PSA may be small now, but they have big plans for their future. Currently, the school operates in a building owned by the Boys & Girls Club. “It’s a great spot,” says Mrowiec, “but we are bursting at the seams.” A larger facility would enable the school to serve even more students living in Coastal Virginia.
Also on the horizon are plans to offer physical therapy, vocational training, and services for adults with autism. A Pre-K program is a particularly high priority, as a diagnosis of autism is often made by the age of two, and earlier intervention typically translates to an earlier and smoother transition to less restrictive school environments.
PSA receives no state funding, and the individualized instruction provided by its enthusiastic and skilled educators, which has proven so effective, is not inexpensive. The school relies upon support from grants and the community to bridge the inevitable gap between tuition and actual operating costs.

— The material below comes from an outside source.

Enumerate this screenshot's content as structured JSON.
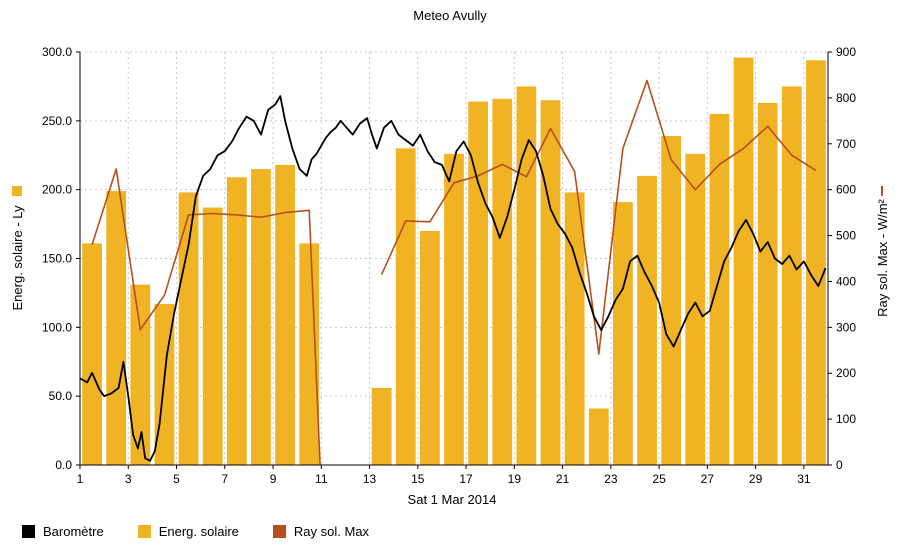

Community sponsorships and innovative partnerships with local businesses and schools help to ensure that they can provide the best specialized education programs possible. Such partnerships also serve to raise awareness and remind the community that there is a real need for the school and its services.
On a recent walk through the bright halls and cozy classrooms of PSA, there were students working closely with their teachers and proudly checking off activities completed on their personalized schedules. Some children were identifying colors and numbers, while others worked with iPads. One was curled up in a beanbag chair with a book during a well-earned break.
A student stopped to say hello as he and a teacher walked by on their way to his classroom. “He’s a real success story,” Mrowiec said with a smile.
And he is hardly the exception. The Peninsula School for Autism is a place where success stories are happening every day.